MATOS, Marcos P. S. RosaNóis vamo a São Palo / Que a coisa tá feia / Por terras aléia / Nós vamo vagar / Meu Deus, meu Deus / Se o nosso destino / Não for tão mesquinho / Ai pro mesmo cantinho / Nós torna a voltar / Ai, ai, ai, ai [...] Em um caminhão / Ele joga a famia / Chegou o triste dia / Já vai viajá / Meu Deus, meu Deus / A seca terrívi / Que tudo devora / Ai, lhe bota pra fora / Da terra natá / Ai, ai, ai, ai [...]

E assim vão dexando / Com choro e gemido / Do berço querido / Céu lindo e
azu / Meu Deus, meu Deus / O pai, pesaroso / Nos fio pensando / E o carro
rodando / Na estrada do Su / Ai, ai, ai, ai

É nesse momento que a canção assume um tom ao mesmo tempo lírico e épico e  se desenvolve numa conjunção de três elementos: terra, família e trabalho.
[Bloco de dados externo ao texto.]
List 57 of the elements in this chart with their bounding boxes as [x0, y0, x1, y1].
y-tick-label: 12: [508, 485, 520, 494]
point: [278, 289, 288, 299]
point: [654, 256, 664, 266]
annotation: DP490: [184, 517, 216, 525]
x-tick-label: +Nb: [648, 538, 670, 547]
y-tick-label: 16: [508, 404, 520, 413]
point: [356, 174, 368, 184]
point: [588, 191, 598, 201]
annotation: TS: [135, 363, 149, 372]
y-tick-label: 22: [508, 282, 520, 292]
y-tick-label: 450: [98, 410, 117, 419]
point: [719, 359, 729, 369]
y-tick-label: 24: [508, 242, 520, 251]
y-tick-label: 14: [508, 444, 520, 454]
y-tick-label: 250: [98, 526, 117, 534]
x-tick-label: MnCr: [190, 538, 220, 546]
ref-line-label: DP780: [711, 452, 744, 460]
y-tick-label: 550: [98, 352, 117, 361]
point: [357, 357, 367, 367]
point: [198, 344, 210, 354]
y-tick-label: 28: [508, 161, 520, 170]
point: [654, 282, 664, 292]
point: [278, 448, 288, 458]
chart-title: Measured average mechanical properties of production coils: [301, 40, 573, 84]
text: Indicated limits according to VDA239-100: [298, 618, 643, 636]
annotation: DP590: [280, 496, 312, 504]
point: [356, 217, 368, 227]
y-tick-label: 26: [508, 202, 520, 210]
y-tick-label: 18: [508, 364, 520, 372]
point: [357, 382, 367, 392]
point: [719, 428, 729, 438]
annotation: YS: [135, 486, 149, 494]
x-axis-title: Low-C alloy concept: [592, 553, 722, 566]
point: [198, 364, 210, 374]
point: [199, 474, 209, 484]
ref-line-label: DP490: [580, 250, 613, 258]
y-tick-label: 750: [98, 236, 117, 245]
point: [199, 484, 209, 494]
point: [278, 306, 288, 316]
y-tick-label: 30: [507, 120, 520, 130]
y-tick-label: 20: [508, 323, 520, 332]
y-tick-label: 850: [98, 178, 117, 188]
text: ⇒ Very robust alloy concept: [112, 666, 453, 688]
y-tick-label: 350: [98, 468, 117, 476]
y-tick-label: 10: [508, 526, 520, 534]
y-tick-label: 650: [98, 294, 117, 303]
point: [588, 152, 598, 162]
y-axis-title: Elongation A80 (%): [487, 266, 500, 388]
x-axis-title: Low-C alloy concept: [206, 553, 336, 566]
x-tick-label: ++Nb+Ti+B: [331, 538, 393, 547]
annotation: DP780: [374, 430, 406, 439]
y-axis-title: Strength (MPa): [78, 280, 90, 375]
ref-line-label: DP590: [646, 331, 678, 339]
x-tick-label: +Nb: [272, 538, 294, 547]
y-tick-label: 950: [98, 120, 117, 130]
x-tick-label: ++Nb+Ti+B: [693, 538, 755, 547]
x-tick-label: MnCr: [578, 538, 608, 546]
Perceba-se como a noção de terra enquanto “lugar” confunde-se com o conceito de “casa”, donde advém a idéia de um Nordeste como casa, lugar familiar, espaço primordial de existência e de identidade, que não somente dá nome aos nordestinos, mas, sobretudo, representa o carinho familiar e vicinal, o Nordeste como um espaço de ser e de sentir.

Continua a identificação do nordestino com a natureza, que deixa de ser uma natureza distante e terrível – aquela que lhe fornece a certeza do destino em termos de seca e fartura – para tornar-se uma natureza doméstica: o galo, a flor, o gato, o cachorro

... Tudo ganha colorido e brilho, afetivamente marcado no imaginário, que irá constituir a memória comum do Nordeste. Acerca disso, acrescenta Guerra: O que representará a perda de uma planta querida, e uma boneca para uma menina de interior? A cultura camponesa não é – ou não era – a do consumo a do descarte, mas a da manutenção dos bens, do trato, da conservação. A representação é a do afeto mantido pelos objetos que significam as construções da cultura familiar, doméstica, estática ou de mobilidade espacial reduzida (GUERRA, 2002, p. 5).

Embora a terra seca e árida seja incapaz de fornecer aos seus habitantes o sustento, ela é vista como ideal e deixá-la é algo que surge por meio de forças externas: a saída da terra é uma verdadeira tragédia, pois, se morrer nela é algo terrível, abandoná-la parece ainda mais recheado de horror, mas é também imperativo.

A poesia marca esse momento como um corte de cordão umbilical: as coisas deixadas para trás, que ocupavam um lugar “de direito” na vida daquelas pessoas  – o que evidencia a naturalização que o nordestino faz de sua vida social e cultural,
impedindo-o inclusive de um olhar crítico mais apurado  – deixam um vazio que na verdade é ocupado pela idealização do ausente e pela saudade que faz sofrer mais que a fome.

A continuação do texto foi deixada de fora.